Re: AW: optimizer discards sign information

David Brown via Gcc-help <gcc-help@xxxxxxxxxxx> · Wed, 10 Apr 2024 13:52:39 +0200

On 10/04/2024 11:24, stefan@xxxxxxxxx wrote:
-----Ursprüngliche Nachricht-----
Von: Alexander Monakov <amonakov@xxxxxxxxx>
Gesendet: Mittwoch, 10. April 2024 11:17
An: stefan@xxxxxxxxx
Cc: gcc-help@xxxxxxxxxxx
Betreff: Re: optimizer discards sign information

On Wed, 10 Apr 2024, stefan@xxxxxxxxx wrote:

Hi all,

I just stumbled over an issue, which is present in almost all gcc versions.
I worked around using inline assembly… Maybe gcc behaves correct and I
am wrong? Here is the code:

https://godbolt.org/z/cW8jcdh56

typedef unsigned long long int u64;
typedef unsigned int u32;
typedef unsigned short u16;

u64 foo(u16 a, u16 b) {
     u32 x = a * b;
     u64 r = x;
     return r;
}

And on gcc 13.2 x86.64 you get

foo:
         movzx   esi, si
         movzx   edi, di
         imul    edi, esi
         movsx   rax, edi
         ret

There is a sign extension! The optimizer step discards the information

	 x_6 = (u32) _3;

and uses _3 directly instead, which is signed.

Am I wrong or is it gcc?

GCC is not wrong. When your code computes x:

     u32 x = a * b;

'a' and 'b' are first promoted to int according to C language rules, and the
multiplication happens in the signed int type, with UB on overflow.
The compiler deduces the range of signed int temporary holding the result of
the multiplication is [0, 0x7fffffff], which allows to propagate it to the
assignment of 'r' (which in the end produces a sign extension, as you
observed, so the propagation did not turn out to be useful).
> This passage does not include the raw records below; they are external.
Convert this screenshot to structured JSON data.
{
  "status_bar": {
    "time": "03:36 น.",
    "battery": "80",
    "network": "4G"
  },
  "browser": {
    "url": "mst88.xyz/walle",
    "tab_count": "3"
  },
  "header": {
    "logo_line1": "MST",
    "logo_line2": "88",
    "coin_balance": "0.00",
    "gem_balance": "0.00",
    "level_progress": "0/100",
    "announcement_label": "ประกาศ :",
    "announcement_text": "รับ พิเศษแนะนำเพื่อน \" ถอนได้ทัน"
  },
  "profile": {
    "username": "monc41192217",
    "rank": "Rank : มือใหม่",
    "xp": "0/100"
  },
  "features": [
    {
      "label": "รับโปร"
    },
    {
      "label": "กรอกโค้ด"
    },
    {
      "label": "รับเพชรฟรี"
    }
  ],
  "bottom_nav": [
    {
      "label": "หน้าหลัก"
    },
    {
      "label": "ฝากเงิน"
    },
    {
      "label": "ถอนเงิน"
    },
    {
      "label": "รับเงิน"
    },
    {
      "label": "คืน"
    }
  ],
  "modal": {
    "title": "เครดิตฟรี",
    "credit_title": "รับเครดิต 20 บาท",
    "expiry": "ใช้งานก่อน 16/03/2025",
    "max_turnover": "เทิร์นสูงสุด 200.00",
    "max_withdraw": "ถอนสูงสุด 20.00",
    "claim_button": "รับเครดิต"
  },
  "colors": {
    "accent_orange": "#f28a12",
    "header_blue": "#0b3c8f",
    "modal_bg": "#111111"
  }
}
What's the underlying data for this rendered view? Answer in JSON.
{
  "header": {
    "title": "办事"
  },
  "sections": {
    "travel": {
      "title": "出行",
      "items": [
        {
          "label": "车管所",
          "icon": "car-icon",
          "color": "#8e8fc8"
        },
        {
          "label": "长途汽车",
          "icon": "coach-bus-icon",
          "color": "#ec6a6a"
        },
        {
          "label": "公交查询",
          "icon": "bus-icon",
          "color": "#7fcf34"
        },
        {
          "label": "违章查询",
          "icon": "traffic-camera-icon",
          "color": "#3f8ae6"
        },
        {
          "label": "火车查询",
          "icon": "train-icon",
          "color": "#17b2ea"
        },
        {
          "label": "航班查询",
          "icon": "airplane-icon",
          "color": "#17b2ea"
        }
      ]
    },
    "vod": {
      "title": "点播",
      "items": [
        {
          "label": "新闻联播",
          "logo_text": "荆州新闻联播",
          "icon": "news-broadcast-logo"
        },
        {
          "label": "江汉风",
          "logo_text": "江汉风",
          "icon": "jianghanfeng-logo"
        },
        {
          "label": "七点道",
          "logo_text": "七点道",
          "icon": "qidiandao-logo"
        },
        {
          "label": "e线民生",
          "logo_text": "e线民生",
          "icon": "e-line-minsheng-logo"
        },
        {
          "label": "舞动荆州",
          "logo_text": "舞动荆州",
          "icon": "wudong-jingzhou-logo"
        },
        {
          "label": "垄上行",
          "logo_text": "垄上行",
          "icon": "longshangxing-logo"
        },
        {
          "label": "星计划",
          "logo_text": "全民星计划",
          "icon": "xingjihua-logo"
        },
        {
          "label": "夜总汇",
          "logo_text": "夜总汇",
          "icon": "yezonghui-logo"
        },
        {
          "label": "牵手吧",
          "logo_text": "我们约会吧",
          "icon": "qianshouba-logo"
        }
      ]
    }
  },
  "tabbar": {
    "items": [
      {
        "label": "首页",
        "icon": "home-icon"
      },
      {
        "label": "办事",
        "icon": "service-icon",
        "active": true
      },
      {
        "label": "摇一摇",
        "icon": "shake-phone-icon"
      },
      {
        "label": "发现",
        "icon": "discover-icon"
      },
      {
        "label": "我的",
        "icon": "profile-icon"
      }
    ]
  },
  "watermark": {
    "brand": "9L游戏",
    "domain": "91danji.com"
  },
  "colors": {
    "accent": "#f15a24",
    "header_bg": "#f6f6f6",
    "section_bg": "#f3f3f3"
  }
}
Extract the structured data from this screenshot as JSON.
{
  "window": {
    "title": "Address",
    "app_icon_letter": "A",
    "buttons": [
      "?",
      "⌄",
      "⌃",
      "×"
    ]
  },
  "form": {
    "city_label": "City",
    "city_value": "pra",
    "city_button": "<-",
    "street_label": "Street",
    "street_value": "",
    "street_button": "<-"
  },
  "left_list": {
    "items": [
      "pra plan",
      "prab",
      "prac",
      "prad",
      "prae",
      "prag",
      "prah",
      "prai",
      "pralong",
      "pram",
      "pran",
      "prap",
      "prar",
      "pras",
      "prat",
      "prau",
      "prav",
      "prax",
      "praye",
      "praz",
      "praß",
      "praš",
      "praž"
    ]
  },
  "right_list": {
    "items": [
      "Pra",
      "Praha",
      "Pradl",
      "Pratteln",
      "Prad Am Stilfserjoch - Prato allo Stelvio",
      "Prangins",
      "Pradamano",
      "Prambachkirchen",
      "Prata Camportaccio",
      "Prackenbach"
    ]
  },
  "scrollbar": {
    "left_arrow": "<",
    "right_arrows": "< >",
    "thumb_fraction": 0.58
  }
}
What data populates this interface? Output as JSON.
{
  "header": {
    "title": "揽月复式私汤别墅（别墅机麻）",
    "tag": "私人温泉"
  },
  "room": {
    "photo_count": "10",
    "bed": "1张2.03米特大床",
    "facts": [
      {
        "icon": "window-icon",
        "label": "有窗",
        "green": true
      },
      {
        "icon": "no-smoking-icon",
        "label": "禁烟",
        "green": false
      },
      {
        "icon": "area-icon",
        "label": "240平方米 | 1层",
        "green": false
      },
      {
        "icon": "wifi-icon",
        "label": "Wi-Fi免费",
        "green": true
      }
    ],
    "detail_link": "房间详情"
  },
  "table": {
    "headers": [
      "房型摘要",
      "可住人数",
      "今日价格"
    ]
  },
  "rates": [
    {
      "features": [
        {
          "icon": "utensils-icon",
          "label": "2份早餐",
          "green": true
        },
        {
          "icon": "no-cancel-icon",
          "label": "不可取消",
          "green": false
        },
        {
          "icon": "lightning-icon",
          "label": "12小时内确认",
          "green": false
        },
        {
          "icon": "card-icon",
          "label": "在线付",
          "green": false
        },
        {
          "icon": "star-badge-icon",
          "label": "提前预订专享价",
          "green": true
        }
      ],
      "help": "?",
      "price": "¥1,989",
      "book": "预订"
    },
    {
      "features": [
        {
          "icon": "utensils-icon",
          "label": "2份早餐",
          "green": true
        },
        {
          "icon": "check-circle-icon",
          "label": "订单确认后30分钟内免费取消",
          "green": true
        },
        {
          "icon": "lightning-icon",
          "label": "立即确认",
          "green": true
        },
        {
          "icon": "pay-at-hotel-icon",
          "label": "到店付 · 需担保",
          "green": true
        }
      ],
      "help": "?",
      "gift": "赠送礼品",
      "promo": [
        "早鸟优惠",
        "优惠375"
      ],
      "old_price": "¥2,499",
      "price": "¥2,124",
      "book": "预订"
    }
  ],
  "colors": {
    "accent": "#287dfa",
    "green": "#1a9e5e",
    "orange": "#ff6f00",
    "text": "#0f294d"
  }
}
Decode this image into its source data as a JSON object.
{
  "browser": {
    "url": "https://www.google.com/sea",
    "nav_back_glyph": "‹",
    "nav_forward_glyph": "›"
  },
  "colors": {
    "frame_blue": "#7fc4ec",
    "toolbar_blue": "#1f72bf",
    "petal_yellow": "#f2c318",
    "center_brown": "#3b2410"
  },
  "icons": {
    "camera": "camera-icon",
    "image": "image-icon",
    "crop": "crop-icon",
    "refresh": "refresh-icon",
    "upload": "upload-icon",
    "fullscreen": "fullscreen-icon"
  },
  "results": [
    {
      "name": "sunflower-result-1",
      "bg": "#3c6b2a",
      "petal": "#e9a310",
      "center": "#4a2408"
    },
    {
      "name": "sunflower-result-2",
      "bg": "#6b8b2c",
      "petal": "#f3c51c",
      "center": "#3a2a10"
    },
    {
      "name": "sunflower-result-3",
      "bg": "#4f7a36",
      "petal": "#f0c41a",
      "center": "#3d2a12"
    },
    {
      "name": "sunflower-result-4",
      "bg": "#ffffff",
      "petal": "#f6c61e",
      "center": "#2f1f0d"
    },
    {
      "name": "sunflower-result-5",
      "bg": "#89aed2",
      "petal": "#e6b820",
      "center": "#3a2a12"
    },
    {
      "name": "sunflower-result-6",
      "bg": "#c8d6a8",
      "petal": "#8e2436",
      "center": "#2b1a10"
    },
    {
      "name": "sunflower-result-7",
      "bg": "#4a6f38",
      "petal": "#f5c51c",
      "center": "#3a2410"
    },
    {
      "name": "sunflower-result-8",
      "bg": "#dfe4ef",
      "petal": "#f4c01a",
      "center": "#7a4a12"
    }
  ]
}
u16 * u16 is a famous footgun for sure. I'd suggest 'x = 1u * a * b'
as a fix for the code.

Alexander

Thank you for the fix 😊
I considered

	u32 x = a * b;

as good enough, since from my understanding, x *is* unsigned.

Adding the multiplication with 1u resolves this.

From the wording you use, I think perhaps you have (or had) two 
misunderstandings about the way C works here.  First, when you have an 
expression "x = y", the type of "x" is irrelevant to the evaluation of 
the expression "y", its value, and the validity of the value.

Secondly, if you hit undefined behaviour somewhere, /everything/ 
afterwards is undefined behaviour.  You cannot "correct" it, or force it 
in some ways to establish properties about it.  And the compiler can 
assume it does not happen (or you don't care about anything that might 
happen).  This lets it optimise based on these assumptions.

So the fact that "x" is declared as an unsigned type is basically 
irrelevant.  The semantics of the code "u32 x = a * b;", for the type 
sizes of x86-64, are that the compiler must take the u16 value in "a" 
and convert it into a 32-bit "int" preserving its value.  It does the 
same with "b".  It knows these are two 32-bit signed ints with values 
between 0 and 0xffff.

Then it is asked to multiply them.  It knows the result does not 
overflow - because overflow in the operation would be UB.  Thus it knows 
the result is between 0 and 0x7fff'ffff.

This is then converted to a u32.  The compiler can do this any way it 
likes, as long as the value is conserved for all possible values (0 to 
0x7fff'ffff).  Typically it will be a no-op.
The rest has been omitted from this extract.